I've been trying to solve this circuit problem(and understand it frankly), and I wanted to double check my thought process with the community helpfully.
After running the circuit out, I have $A+ \bar A B$ for the top half, with the bottom half as $\bar A C$, the issue I have is the last gate is an exclusive-or, so combined(my attempt) was the result $A + \bar A B+ \bar A C$... is this right?
Given this, how do I begin to convert that to a truth table with the exclusive. If I start with for ex, A= 1, B=0, C=0, I end up with 1 as the output?

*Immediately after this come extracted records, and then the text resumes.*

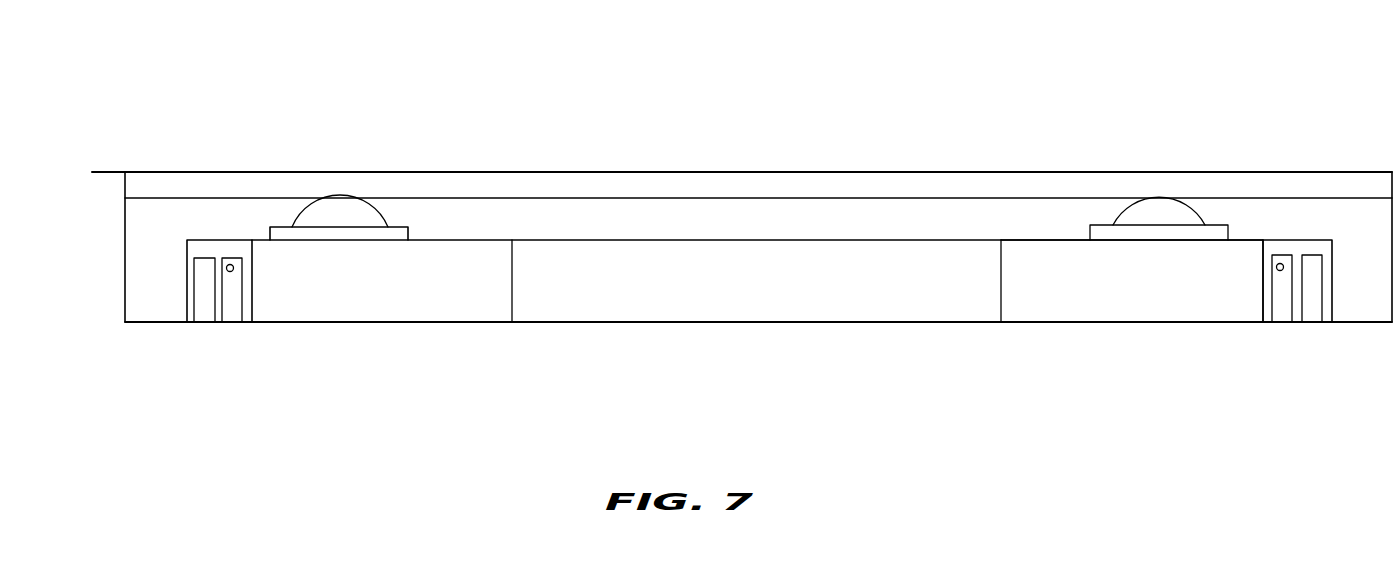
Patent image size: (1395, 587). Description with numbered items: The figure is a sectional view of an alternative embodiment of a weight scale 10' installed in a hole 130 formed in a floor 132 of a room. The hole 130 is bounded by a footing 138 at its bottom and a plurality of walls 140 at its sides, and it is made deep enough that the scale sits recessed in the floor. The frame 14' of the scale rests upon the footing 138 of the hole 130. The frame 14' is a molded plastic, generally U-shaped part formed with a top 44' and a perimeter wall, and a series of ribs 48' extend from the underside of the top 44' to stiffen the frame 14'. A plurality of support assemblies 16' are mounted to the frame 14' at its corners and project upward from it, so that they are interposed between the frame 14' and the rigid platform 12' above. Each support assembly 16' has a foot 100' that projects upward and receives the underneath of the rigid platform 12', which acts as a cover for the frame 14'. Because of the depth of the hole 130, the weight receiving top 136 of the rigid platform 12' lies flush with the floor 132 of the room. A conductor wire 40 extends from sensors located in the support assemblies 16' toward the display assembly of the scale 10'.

The floor 132 is at (115, 172).
The top 136 is at (252, 172).
The walls 140 is at (125, 253).
The hole 130 is at (137, 303).
The conductor wire 40 is at (230, 271).
The weight scale 10' is at (757, 228).
The frame 14' is at (1144, 230).
The support assemblies 16' is at (393, 182).
The foot 100' is at (392, 153).
The rigid platform 12' is at (680, 153).
The footing 138 is at (873, 322).
The top 44' is at (1320, 230).
The ribs 48' is at (1328, 308).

Following that example, I came up with the outputs as all 1's except for the values A=0, B=0, C=0...
Your suggestion of $$A + \bar A B+ \bar A C$$ would be right if the final gate were a regular inclusive or ($+$), but it isn't; it is an exclusive or ($\oplus$). These are different. I've written the truth tables for both of them below:
$$\begin{array}{cc|cc} A & B & A+B & A\oplus B \\ \hline 0 & 0 & 0 & 0 \\ 0 & 1 & 1 & 1 \\ 1 & 0 & 1 & 1 \\ 1 & 1 & 1 & \color{maroon}{0} \\ \end{array}$$
Because you were treating that final gate as $+$ instead of as $\oplus$, you didn't get the right truth table.
Note that $A+\bar AB$ can be simplified. Do you know the Karnaugh map technique? It is particularly simple in this case.